Super-Resolving Quantum Radar: Coherent-State Sources with Homodyne Detection Suffice to Beat the Diffraction Limit

TL;DR

This paper demonstrates that using coherent-state sources combined with homodyne detection can achieve super-resolution beyond the diffraction limit in quantum radar, maintaining shot-noise sensitivity even in high-loss atmospheric conditions.

Contribution

It introduces a practical quantum radar approach utilizing coherent states and homodyne detection to surpass the diffraction limit with existing technology.

Findings

Achieves super-resolution below Rayleigh limit

Maintains shot-noise sensitivity in high-loss environments

Provides a feasible template for quantum radar development

Abstract

There has been much recent interest in quantum metrology for applications to sub-Raleigh ranging and remote sensing such as in quantum radar. For quantum radar, atmospheric absorption and diffraction rapidly degrades any actively transmitted quantum states of light, such as N00N states, so that for this high-loss regime the optimal strategy is to transmit coherent states of light, which suffer no worse loss than the linear Beer's law for classical radar attenuation, and which provide sensitivity at the shot-noise limit in the returned power.
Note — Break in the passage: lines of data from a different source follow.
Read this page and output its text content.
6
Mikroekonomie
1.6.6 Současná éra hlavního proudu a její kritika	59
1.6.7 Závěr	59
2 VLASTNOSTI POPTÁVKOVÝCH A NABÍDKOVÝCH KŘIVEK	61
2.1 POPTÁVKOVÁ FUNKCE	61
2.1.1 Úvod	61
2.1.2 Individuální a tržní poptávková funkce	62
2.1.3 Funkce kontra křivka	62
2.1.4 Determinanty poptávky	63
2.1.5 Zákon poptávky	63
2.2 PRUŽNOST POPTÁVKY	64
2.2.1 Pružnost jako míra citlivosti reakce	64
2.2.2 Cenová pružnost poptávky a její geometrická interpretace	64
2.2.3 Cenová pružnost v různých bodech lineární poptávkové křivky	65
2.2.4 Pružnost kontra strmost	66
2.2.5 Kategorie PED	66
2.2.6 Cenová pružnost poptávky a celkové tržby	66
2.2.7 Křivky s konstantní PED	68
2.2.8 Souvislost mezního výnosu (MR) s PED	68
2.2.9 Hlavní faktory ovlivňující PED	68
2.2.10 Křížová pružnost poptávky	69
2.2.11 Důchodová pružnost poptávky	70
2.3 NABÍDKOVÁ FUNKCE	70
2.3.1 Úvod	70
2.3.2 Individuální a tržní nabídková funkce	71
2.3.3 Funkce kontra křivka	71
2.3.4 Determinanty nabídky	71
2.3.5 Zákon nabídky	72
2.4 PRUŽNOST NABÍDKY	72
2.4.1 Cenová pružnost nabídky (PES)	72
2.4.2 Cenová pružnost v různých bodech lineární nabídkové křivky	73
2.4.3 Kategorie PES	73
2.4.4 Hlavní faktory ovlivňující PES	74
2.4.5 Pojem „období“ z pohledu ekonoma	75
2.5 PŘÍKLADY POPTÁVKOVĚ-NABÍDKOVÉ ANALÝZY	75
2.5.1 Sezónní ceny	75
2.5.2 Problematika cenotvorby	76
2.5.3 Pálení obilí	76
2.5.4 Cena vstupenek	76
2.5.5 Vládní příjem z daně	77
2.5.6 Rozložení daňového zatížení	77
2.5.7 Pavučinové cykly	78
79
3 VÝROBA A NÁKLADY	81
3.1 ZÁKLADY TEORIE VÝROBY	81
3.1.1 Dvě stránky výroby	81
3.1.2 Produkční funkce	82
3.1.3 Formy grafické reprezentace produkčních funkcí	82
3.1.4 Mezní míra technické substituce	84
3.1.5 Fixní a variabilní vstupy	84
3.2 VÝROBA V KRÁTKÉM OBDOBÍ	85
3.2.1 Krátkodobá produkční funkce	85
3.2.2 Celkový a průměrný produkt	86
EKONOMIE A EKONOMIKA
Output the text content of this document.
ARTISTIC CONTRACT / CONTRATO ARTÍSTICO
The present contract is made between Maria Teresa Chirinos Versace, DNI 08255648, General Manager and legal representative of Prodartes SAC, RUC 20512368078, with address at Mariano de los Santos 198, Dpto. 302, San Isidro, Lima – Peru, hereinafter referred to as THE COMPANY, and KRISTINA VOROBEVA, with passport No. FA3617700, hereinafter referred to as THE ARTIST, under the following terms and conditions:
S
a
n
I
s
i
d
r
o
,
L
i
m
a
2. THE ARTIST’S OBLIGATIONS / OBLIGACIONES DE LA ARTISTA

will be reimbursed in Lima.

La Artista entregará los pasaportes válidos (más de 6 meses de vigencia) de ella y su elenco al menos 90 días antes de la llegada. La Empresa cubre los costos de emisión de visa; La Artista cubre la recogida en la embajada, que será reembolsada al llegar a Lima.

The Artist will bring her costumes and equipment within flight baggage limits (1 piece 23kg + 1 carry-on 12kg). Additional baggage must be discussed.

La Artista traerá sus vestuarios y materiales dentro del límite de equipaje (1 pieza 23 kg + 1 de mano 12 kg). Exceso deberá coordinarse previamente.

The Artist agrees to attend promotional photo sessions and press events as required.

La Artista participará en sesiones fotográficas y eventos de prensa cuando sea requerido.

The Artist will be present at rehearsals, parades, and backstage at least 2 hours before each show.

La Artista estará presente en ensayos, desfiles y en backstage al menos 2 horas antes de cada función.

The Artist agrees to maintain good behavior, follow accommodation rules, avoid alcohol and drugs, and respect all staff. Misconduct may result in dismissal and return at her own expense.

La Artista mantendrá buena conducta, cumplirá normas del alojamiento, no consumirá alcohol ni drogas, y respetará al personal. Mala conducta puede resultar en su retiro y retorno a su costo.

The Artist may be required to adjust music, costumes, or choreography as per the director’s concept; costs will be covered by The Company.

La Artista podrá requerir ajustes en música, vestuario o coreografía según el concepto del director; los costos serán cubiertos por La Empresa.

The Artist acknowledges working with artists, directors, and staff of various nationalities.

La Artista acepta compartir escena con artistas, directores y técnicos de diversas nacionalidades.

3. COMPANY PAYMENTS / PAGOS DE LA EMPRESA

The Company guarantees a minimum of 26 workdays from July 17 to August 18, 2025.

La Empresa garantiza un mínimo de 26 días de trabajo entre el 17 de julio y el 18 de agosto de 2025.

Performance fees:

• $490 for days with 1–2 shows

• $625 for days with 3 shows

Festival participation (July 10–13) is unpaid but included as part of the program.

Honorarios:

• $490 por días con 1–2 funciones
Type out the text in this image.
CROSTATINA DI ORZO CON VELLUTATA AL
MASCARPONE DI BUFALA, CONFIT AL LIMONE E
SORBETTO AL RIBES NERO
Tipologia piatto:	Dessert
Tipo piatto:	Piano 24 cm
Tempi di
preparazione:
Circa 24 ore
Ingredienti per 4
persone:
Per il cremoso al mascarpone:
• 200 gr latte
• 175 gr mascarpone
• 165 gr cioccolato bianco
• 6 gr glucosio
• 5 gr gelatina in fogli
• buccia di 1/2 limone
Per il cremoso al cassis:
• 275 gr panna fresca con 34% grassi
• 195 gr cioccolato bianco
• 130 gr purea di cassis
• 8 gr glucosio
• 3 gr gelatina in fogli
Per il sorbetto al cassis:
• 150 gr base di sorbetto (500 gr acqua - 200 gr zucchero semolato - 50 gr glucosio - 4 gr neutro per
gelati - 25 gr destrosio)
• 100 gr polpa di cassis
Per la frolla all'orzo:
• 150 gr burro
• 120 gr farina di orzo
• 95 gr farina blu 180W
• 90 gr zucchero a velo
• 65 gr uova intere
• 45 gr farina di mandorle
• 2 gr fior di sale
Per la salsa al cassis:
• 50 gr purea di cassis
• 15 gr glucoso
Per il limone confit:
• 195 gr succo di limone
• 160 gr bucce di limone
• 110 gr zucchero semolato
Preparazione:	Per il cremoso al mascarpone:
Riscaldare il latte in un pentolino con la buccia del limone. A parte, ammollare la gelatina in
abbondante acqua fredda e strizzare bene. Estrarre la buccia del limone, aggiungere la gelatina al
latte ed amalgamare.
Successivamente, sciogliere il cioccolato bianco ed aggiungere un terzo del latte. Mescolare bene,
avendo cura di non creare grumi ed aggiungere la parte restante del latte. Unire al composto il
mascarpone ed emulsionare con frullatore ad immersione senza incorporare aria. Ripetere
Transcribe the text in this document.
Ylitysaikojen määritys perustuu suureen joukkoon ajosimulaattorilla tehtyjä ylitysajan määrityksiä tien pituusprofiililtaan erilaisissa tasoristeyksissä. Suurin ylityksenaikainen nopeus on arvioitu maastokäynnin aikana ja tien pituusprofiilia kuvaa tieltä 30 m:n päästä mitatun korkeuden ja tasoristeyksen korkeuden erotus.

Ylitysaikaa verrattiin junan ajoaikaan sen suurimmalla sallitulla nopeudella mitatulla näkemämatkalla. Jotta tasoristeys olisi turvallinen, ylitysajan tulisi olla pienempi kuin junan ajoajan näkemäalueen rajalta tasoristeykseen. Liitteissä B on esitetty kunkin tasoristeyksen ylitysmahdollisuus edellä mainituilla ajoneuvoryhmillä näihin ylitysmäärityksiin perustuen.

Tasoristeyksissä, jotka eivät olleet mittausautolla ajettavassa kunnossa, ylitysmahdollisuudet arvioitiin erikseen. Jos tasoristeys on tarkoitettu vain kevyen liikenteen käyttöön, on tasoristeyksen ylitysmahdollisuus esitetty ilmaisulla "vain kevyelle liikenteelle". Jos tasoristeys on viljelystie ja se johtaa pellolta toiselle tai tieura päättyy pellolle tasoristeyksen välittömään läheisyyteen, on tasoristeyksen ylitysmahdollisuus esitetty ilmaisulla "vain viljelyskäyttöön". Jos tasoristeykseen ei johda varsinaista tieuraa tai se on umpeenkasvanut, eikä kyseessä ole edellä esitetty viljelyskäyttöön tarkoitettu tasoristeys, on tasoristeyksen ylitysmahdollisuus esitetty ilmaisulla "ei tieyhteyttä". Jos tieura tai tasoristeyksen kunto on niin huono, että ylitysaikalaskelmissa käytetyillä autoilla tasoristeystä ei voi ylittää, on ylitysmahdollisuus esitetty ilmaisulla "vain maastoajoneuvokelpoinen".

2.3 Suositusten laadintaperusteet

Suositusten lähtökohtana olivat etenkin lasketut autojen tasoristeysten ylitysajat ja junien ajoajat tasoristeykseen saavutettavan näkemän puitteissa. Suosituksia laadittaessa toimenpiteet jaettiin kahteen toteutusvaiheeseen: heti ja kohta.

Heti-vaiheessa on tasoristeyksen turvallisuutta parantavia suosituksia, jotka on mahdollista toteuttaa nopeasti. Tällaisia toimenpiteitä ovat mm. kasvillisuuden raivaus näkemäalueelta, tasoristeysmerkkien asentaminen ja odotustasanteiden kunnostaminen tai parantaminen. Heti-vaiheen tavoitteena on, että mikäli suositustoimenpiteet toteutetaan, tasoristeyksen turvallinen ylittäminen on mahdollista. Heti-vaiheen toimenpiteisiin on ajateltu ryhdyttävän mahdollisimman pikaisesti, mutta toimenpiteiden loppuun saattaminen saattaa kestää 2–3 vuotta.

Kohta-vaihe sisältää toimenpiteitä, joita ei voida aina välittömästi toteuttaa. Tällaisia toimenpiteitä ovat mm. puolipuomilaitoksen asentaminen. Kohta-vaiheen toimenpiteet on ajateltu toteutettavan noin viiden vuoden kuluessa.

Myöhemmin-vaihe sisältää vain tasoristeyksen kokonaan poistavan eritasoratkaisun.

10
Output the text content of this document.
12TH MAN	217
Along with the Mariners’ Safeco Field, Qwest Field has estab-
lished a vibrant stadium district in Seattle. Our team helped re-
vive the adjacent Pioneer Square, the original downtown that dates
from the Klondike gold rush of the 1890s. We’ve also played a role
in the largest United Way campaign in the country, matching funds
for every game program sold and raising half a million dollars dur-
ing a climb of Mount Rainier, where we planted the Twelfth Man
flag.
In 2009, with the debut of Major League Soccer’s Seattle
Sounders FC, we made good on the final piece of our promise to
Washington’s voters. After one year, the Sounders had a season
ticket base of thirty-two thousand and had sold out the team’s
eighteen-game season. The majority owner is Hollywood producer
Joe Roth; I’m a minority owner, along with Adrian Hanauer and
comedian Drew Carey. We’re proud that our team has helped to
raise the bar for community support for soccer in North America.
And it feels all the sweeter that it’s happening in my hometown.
We show that coherent radar radiation sources, coupled with a quantum homodyne detection scheme, provide both longitudinal and angular super-resolution much below the Rayleigh diffraction limit, with sensitivity at shot-noise in terms of the detected photon power. Our approach provides a template for the development of a complete super-resolving quantum radar system with currently available technology.